Emotet, considered one of largest and most dangerous malware botnets in the past, is once again raising its head more than ten month after authorities took down its infrastructure as part of an international law enforcement operation at the beginning of 2021.
Emotet first appeared on the threat landscape as a banking trojan in 2014, but over the time the malware evolved into one of the most professional and long lasting cybercrime services that allowed cyber criminal groups to gain access to compromised networks and conduct illicit activities, such as data theft and extortion through ransomware.
The Emotet malware was delivered to victims via emails containing malicious attachments in the form of Word or Excel documents. Once a user opened one of these documents, they could be prompted to “enable macros” so that the malicious code hidden in the Word file could run and install Emotet malware on a victim’s computer.
German law enforcement used the Emotet infrastructure to deliver a module to all infected systems that instructed the malware to self-destruct on April 25.
However, over the weekend security researchers observed another botnet called Trickbot dropping a loader for the Emotet malware on infected devices.
“We used to call this Operation ReachAround back when Emotet was dropped by Trickbot in the past,” a spokesperson for Cryptolaemus, a group of security researchers who tracked Emotet in the past, told The Record.
Cryptolaemus researchers told BleepingComputer that the new Emotet loader comes with some changes compared to the previous versions. It is now able to perform 7 commands instead of 3-4, and includes various execution options for downloaded binaries (since its not just dlls).

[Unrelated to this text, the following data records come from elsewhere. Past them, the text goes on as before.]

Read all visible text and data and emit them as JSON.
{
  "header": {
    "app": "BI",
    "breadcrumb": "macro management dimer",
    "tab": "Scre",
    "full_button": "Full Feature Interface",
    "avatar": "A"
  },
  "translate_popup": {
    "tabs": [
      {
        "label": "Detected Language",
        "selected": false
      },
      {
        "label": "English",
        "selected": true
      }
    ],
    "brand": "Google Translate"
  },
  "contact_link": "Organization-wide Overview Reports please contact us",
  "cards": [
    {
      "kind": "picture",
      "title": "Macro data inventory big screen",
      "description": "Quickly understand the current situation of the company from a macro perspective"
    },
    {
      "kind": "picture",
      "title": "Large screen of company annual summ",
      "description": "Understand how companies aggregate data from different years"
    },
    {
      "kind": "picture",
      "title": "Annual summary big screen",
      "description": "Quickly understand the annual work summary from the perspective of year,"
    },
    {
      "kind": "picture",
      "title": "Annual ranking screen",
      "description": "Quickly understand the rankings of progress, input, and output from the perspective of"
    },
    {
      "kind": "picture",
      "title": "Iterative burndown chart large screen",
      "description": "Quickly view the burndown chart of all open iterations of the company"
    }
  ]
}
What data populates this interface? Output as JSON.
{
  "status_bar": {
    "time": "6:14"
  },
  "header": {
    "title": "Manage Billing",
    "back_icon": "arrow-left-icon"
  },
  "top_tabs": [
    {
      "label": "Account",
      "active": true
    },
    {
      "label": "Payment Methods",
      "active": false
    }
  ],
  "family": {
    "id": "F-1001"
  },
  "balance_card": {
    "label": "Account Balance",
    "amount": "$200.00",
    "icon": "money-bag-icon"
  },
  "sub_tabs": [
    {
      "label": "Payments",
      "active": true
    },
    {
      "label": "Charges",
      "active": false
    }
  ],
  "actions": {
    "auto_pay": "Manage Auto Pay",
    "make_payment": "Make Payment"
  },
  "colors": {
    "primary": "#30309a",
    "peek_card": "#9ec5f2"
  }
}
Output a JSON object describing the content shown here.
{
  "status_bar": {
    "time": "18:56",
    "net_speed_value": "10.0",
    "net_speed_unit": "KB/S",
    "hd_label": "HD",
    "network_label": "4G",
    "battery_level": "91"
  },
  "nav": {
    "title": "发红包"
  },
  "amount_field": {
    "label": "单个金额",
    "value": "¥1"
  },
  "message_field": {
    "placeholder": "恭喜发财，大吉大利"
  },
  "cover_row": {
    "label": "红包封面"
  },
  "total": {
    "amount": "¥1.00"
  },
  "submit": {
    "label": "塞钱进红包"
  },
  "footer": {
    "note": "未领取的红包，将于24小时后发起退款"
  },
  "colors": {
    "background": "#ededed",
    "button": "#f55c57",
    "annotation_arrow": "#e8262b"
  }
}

According to Advanced Intel researcher Vitali Kremez, the rebirth of Emotet would likely lead to a surge in ransomware infections.
"It is an early sign of the possible impending Emotet malware activity fueling major ransomware operations globally given the shortage of the commodity loader ecosystem," he said.
Abuse.ch, a non-profit project that fights malware and botnets, has published a list of command and control servers used by the new Emotet botnet, and strongly recommends network administrators to block IP addresses associated with the threat.